Architectural Theft Adds Insult to Injury in Old New Orleans
Looters in the Know Scavenge Valuable Detail Work; Eager Buyers at the Ready
Professional photographer Keith Calhoun is resigned to the hurricane that destroyed his studio. And he has even reconciled himself to the pilfering of negatives he had stored there. But what has him spitting nails is the recent looting of the fat cypress beams that had kept his Victorian-era building standing.
The beams--or joists--long pieces of dense, 19th century timber that support roofs and floors and are virtually impossible to purchase new, fetch about $10 a running foot at a salvage yard. Mr. Calhoun reckons he lost a truckload of antique wood.
Mr. Calhoun suspects that common thieves working his neighborhood wouldn't be going after antique building materials such as joists, mantels, and Victorian shutters unless they were directed by someone in the know. The value, he says, is only clear to renovators and aficionados of historic design.
Collins Phillips, a retired fireman who lives in a tattered Victorian house a few blocks from Mr. Calhoun, says he returned from exile in Atlanta recently to discover that someone had tried unsuccessfully to wrench a stained-glass transom out of its casement over his front door.

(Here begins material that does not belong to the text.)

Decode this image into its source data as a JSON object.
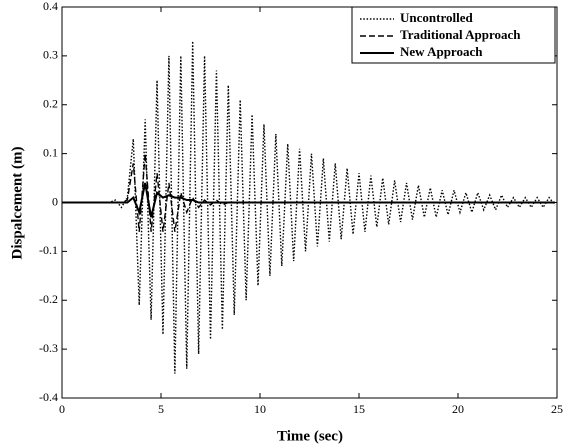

"Next it'll be all my cypress baseboards," Mr. Phillips says with a sigh.
- Written by Joe Baylock
If there's any comparison -- in the dark days of NYC (the late 1970's into the 1980's), people would steal electical wiring (for the copper), cabling, and light systems from operating lines of the NYC subway system. In many instances this resulted in the shutdown of running train lines and in some instances train crashes!
Tragic.
Both scenarios.
Tragic.
Of course the Chinese and most Middle-Eastern countries have much more severe penalties for theft than we do here in the U.S. Think more severe penalties would act as a deterent?